READ: Jamilah King’s Poignant Analysis of Black Women’s Political Agency

By Sameer Rao Feb 25, 2016

As candidates court the votes of Black women—particularly in the run-up to the South Carolina Democratic primary on Saturday (February 27)—Black women’s perspectives rarely receive the same amount of attention as those politicians. In her latest piece for Mic, Jamilah King breaks down just how important Black women are in this election cycle. 

King, a former Colorlines staffer, explores how the 1994 crime bill disproportionately impacts Black women via a discussion of the gun violence that claimed her sister. She juxtaposes the contradictions of the nation’s policies and their fallout with the importance of Black women as an electoral constituency, citing the group’s 74 percent participation in the 2012 presidential election—despite the negative impact these policies have had on Black families.

The piece also quotes King’s interview with members of Black Youth Project 100, a Chicago-based group of organizers that exercised its own agency by denying Rahm Emanuel a meeting after the world saw dashcam video of Laquan McDonald’s death at the hands of a police officer.

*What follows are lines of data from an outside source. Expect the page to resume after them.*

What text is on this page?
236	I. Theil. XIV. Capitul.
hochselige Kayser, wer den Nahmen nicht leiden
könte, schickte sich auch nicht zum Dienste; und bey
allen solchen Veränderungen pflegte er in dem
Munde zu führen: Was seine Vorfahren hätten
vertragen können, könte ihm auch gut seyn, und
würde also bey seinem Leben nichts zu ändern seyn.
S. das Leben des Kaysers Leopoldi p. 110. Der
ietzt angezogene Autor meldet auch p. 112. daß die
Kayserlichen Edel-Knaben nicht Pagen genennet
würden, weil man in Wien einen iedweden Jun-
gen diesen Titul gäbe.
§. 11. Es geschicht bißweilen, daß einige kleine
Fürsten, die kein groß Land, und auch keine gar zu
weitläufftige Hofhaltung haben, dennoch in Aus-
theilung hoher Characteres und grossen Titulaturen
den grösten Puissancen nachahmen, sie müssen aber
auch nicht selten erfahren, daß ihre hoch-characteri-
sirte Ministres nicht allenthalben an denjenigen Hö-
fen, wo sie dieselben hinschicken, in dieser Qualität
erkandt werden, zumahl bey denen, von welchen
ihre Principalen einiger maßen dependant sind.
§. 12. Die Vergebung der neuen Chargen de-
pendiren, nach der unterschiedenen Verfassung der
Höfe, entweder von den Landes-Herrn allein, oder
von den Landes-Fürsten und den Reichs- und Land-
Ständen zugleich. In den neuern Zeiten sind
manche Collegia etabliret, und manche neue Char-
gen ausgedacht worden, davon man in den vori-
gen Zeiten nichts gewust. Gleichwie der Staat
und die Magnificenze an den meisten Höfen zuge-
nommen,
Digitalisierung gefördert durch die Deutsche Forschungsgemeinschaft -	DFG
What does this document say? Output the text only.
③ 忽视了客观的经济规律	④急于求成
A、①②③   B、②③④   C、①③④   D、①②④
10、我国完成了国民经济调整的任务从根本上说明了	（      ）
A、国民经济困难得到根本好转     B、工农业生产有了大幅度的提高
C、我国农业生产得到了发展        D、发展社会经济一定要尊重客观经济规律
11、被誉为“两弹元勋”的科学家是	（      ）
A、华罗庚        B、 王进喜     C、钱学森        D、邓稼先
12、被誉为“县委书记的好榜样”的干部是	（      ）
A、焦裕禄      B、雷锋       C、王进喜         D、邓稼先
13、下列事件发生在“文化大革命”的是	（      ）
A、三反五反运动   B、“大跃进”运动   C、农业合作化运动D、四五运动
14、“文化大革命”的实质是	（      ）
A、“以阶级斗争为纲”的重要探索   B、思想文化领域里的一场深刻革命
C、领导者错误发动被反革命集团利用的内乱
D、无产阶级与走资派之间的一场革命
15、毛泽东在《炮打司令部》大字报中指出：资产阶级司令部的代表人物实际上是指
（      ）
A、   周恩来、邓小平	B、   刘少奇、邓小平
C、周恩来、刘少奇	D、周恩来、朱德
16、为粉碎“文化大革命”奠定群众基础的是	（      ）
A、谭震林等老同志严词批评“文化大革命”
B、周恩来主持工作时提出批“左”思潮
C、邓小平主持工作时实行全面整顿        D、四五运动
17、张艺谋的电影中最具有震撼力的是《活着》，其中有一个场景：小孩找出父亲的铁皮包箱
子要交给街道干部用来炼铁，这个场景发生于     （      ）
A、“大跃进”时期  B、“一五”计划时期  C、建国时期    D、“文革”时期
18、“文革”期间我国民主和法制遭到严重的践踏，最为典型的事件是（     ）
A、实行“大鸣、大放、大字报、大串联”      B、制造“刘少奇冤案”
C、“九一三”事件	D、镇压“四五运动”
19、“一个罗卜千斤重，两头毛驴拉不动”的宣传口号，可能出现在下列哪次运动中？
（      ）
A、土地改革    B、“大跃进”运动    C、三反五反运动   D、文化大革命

The whole piece is worth a read, but here are a few choice quotes: 

I was four when my older sister, Tenisha, was shot and killed while walking down a San Francisco street with a friend one Friday night. It was the type of bullets-don’t-have-names misfortune that was, and remains, unshakably common in many Black neighborhoods across the country. Reward posters went up, but no one was ever arrested in the case. The reality of Tenisha’s absence has shaped every facet of my family’s being, but has most profoundly defined the way that we do—or don’t—engage with the political process.

[…]

In just two years, BYP100 has become so powerful that it was one of only a handful courted by embattled Chicago Mayor Rahm Emanuel in the days after police released video of Laquan McDonald, a 17-year-old Black boy, being shot 16 times by Officer Jason Van Dyke. The public was angry and calling for the mayor’s resignation. Emanuel, facing the worst political disaster of his decorated career, wanted to show that he had pull with the city’s young Black core, so he did what most powerful people do when they’re in trouble: He asked for a meeting. 

The group declined.

[…]

It’s this political reality that has shaped some young Black women’s opposition to either candidate. "Black women seem to participate the most actively in democracy, and get the least from it," wrote Alicia Garza, the 34-year-old co-founder of the Black Lives Matter organization, in Time. Months before, the group announced that it would not endorse a 2016 presidential candidate because "sometimes you have to put a wrench in the gears to get people to listen." That came after the group rejected an overture from the Democratic National Committee.